Rain patters against the bedroom window, dashing speckles of shadows over us.

“I’m sorry,” Yizhi says.

“No, no, don’t be,” I say. “I wish you could see what I can see. The real things that happened here, beyond the murders. The ordinary stuff.”

I see Shimin sitting at the desk, writing on his school-loaned tablet, determined to finish an essay despite his older brother throwing rice crackers at his head. I see them laughing at a video together with their youngest brother. I hear the drawl of their nonsensical tangents of conversation as they lie in bed, deep in the night. So many moments in three lives, overlapping in one room.

“I have my own ways to see.” Yizhi takes out his tablet. “There are some pictures I want to show you, ones I got from a few of Shimin’s relatives.”

“He still has family alive?”

“Some distant ones. They were easy to track down with my access to the state databases. It was also easy to get them to hand over pictures when I sent the demand as a notice from the Gewei Bu.”

“You are so abusing your power.”

A brief grin slips past Yizhi’s cautious facade. I etch it into my mind, not knowing the next time I might see him smile. I scoot closer to him as he flicks through windows on his screen.

“Is that Shimin with long hair?” I gasp. Seeing a picture of it is different from knowing it through his memories, like looking into a mirror for the first time. Here, his face is much softer and his chin has yet to show any capacity for stubble, but it’s undeniably Shimin. He appears about twelve or thirteen, his long hair half up in a style like the one Yizhi used to wear, though no one would mistake him for Yizhi. He’s in an ill-fitting robe, the fabric scrunched up near his backpack, and he’s standing awkwardly in front of the entrance to his school.

“Yeah, that was his first day at Longxi High School,” Yizhi says.

He further explains the context of each picture while swiping through them. Shimin at a sports festival, squinting against the sun. Him holding a trophy he won for his calligraphy. Him jutting out in the back of a group photo with his class. Him standing beside a strikingly handsome older man.

“That’s an uncle of his, Li Zhi, who gave me most of these photos,” Yizhi says. “He was the only relative of Shimin who still had nice things to say about him.”

I zoom in on Li Zhi. I’m not sure why he transfixes me so much. I guess we’re pilot in-laws in a way, though thinking about him as such would probably send Qin Zheng into a homicidal rage.

“He should’ve come to our Match Crowning,” I remark.

“If only.
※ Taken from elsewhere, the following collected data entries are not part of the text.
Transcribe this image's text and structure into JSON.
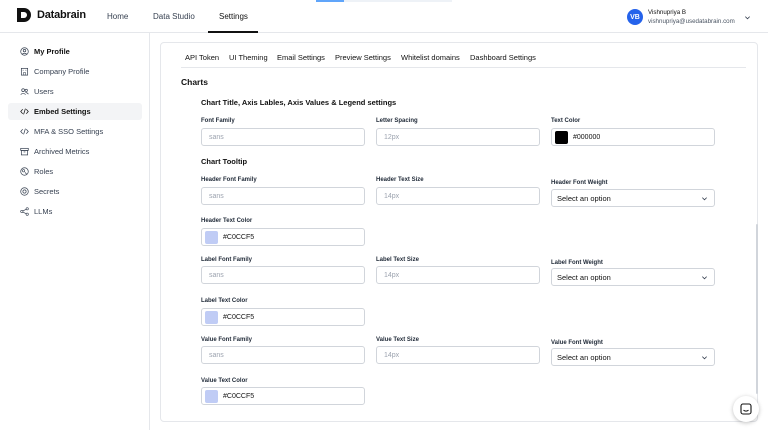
{
  "app": {
    "name": "Databrain"
  },
  "nav": {
    "home": "Home",
    "data_studio": "Data Studio",
    "settings": "Settings"
  },
  "user": {
    "initials": "VB",
    "name": "Vishnupriya B",
    "email": "vishnupriya@usedatabrain.com"
  },
  "sidebar": {
    "items": [
      {
        "label": "My Profile",
        "icon": "user-circle-icon"
      },
      {
        "label": "Company Profile",
        "icon": "building-icon"
      },
      {
        "label": "Users",
        "icon": "users-icon"
      },
      {
        "label": "Embed Settings",
        "icon": "code-icon"
      },
      {
        "label": "MFA & SSO Settings",
        "icon": "code-icon"
      },
      {
        "label": "Archived Metrics",
        "icon": "archive-icon"
      },
      {
        "label": "Roles",
        "icon": "roles-icon"
      },
      {
        "label": "Secrets",
        "icon": "secret-icon"
      },
      {
        "label": "LLMs",
        "icon": "share-nodes-icon"
      }
    ],
    "active": "Embed Settings"
  },
  "tabs": [
    "API Token",
    "UI Theming",
    "Email Settings",
    "Preview Settings",
    "Whitelist domains",
    "Dashboard Settings"
  ],
  "section_title": "Charts",
  "general": {
    "title": "Chart Title, Axis Lables, Axis Values & Legend settings",
    "font_family_label": "Font Family",
    "font_family_placeholder": "sans",
    "letter_spacing_label": "Letter Spacing",
    "letter_spacing_placeholder": "12px",
    "text_color_label": "Text Color",
    "text_color_value": "#000000"
  },
  "tooltip": {
    "title": "Chart Tooltip",
    "header_font_family_label": "Header Font Family",
    "header_font_family_placeholder": "sans",
    "header_text_size_label": "Header Text Size",
    "header_text_size_placeholder": "14px",
    "header_font_weight_label": "Header Font Weight",
    "header_font_weight_value": "Select an option",
    "header_text_color_label": "Header Text Color",
    "header_text_color_value": "#C0CCF5",
    "label_font_family_label": "Label Font Family",
    "label_font_family_placeholder": "sans",
    "label_text_size_label": "Label Text Size",
    "label_text_size_placeholder": "14px",
    "label_font_weight_label": "Label Font Weight",
    "label_font_weight_value": "Select an option",
    "label_text_color_label": "Label Text Color",
    "label_text_color_value": "#C0CCF5",
    "value_font_family_label": "Value Font Family",
    "value_font_family_placeholder": "sans",
    "value_text_size_label": "Value Text Size",
    "value_text_size_placeholder": "14px",
    "value_font_weight_label": "Value Font Weight",
    "value_font_weight_value": "Select an option",
    "value_text_color_label": "Value Text Color",
    "value_text_color_value": "#C0CCF5"
  },
  "colors": {
    "accent": "#2563eb",
    "black_swatch": "#000000",
    "tooltip_swatch": "#C0CCF5"
  }
}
But I think he would’ve had a hard time with the rest of his family if he’d been invited.” Yizhi swipes to the next picture.

As we continue through the gallery, one thing becomes clear: Shimin has never been comfortable getting photographed.
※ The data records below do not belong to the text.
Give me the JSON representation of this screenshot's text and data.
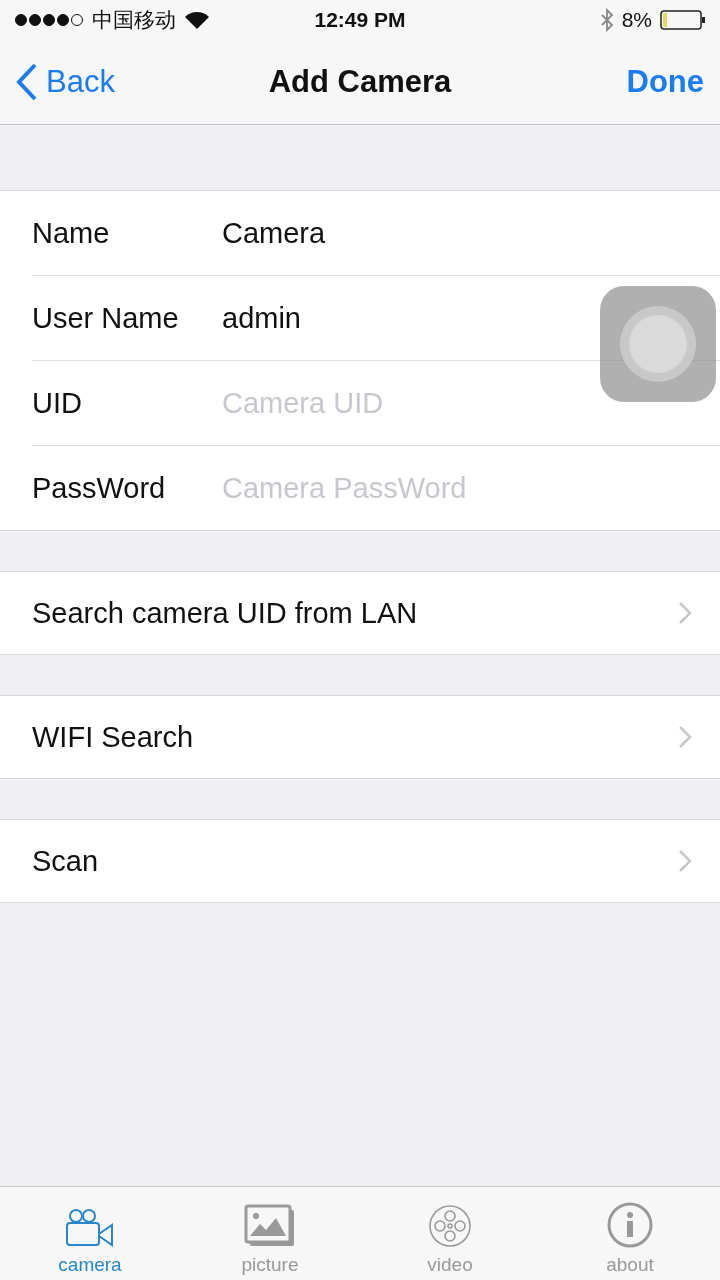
{
  "status_bar": {
    "carrier": "中国移动",
    "time": "12:49 PM",
    "battery": "8%"
  },
  "nav": {
    "back": "Back",
    "title": "Add Camera",
    "done": "Done"
  },
  "fields": [
    {
      "label": "Name",
      "value": "Camera"
    },
    {
      "label": "User Name",
      "value": "admin"
    },
    {
      "label": "UID",
      "placeholder": "Camera UID"
    },
    {
      "label": "PassWord",
      "placeholder": "Camera PassWord"
    }
  ],
  "actions": [
    {
      "label": "Search camera UID from LAN"
    },
    {
      "label": "WIFI Search"
    },
    {
      "label": "Scan"
    }
  ],
  "tabs": [
    {
      "label": "camera",
      "kind": "camera",
      "selected": true
    },
    {
      "label": "picture",
      "kind": "picture",
      "selected": false
    },
    {
      "label": "video",
      "kind": "video",
      "selected": false
    },
    {
      "label": "about",
      "kind": "about",
      "selected": false
    }
  ]
}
“Sorry—” I can’t help but laugh at a photo from a Li family trip to a peach orchard, where Shimin’s brothers are posing like they think they’re cool but Shimin is looking wide-eyed at the camera with clearly no idea what to do with his arms.

“It’s okay, I understand.” Yizhi nods gravely, eyes squeezed shut. “I love him, but his sense of style is a tragedy, and the wrong camera angles commit actual crimes against his image. Thank heavens he was so much better-looking in person.”
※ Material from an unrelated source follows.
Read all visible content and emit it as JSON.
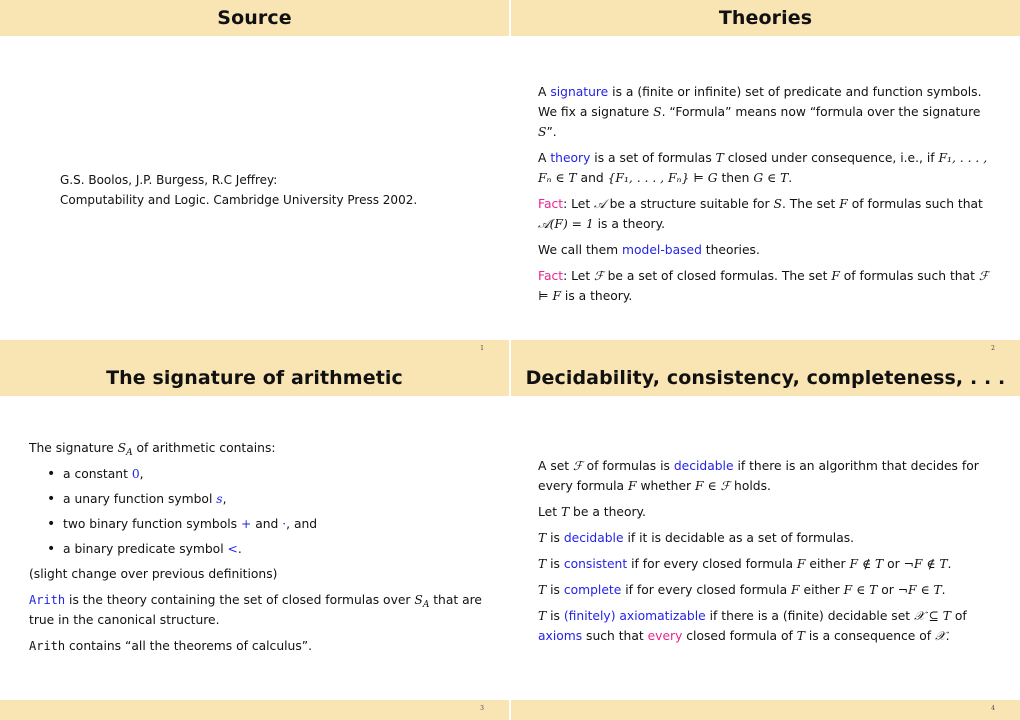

“Not everyone spends as much time in front of a mirror figuring out their optimal angles as you, Zhang Yizhi.”

“I could say the same to Your Highness.”

“Hey, I only started practicing my posing for political purposes!”

We laugh together for the first time in an eternity. Yizhi places his hand beside mine on the bed.

“I miss him,” he whispers.

“Me too,” I say, bending my head close to his, but not touching. “It’s not fair.”

“It never has been.”

The sound of rain fills the silence where Shimin once existed. It’s incredible, how someone could be gone from this world, literally whisked away from the mortal earth, yet leave so many pieces behind. Including me and Yizhi.

I’m not scared of Qin Zheng seeing this moment in my memories. Even if he did, I doubt he’d understand the depth of it.